Is there a TODO here, like "Allow recovery from corrupt pg_control via
Kevin Brown wrote:
> Tom Lane wrote:
> > Kevin Brown <kevin(at)sysexperts(dot)com> writes:
> > > One question I have is: in the event of a crash, why not simply replay
> > > all the transactions found in the WAL? Is the startup time of the
> > > database that badly affected if pg_control is ignored?
> > Interesting thought, indeed. Since we truncate the WAL after each
> > checkpoint, seems like this approach would no more than double the time
> > for restart.
> Hmm...truncating the WAL after each checkpoint minimizes the amount of
> disk space eaten by the WAL, but on the other hand keeping older
> segments around buys you some safety in the event that things get
> really hosed. But your later comments make it sound like the older
> WAL segments are kept around anyway, just rotated.
> > The win is it'd eliminate pg_control as a single point of
> > failure. It's always bothered me that we have to update pg_control on
> > every checkpoint --- it should be a write-pretty-darn-seldom file,
> > considering how critical it is.
> > I think we'd have to make some changes in the code for deleting old
> > WAL segments --- right now it's not careful to delete them in order.

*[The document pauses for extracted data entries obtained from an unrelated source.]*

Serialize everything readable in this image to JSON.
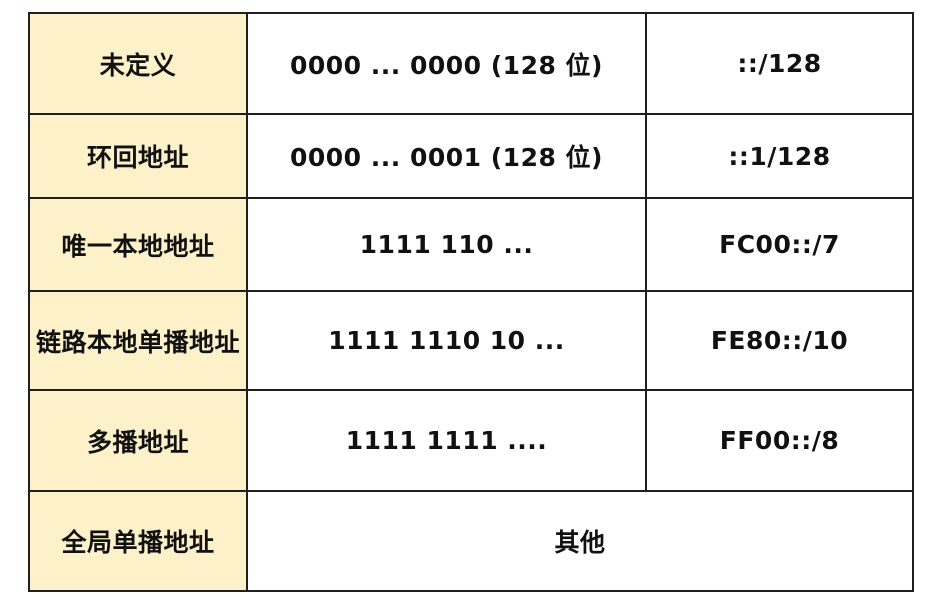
{
  "table": {
    "rows": [
      {
        "type": "未定义",
        "binary_prefix": "0000 ... 0000 (128 位)",
        "notation": "::/128"
      },
      {
        "type": "环回地址",
        "binary_prefix": "0000 ... 0001 (128 位)",
        "notation": "::1/128"
      },
      {
        "type": "唯一本地地址",
        "binary_prefix": "1111 110 ...",
        "notation": "FC00::/7"
      },
      {
        "type": "链路本地单播地址",
        "binary_prefix": "1111 1110 10 ...",
        "notation": "FE80::/10"
      },
      {
        "type": "多播地址",
        "binary_prefix": "1111 1111 ....",
        "notation": "FF00::/8"
      },
      {
        "type": "全局单播地址",
        "merged_value": "其他"
      }
    ]
  },
  "colors": {
    "type_column_background": "#fdf1ca",
    "value_background": "#ffffff",
    "border": "#1f1f1f",
    "text": "#111111"
  }
}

> > But surely that can be coped with.
> Even that might not be necessary. See below.
> > OTOH, this might just move the locus for fatal failures out of
> > pg_control and into the OS' algorithms for writing directory updates.
> > We would have no cross-check that the set of WAL file names visible in
> > pg_xlog is sensible or aligned with the true state of the datafile
> > area.
> Well, what we somehow need to guarantee is that there is always WAL
> data that is older than the newest consistent data in the datafile
> area, right? Meaning that if the datafile area gets scribbled on in
> an inconsistent manner, you always have WAL data to fill in the gaps.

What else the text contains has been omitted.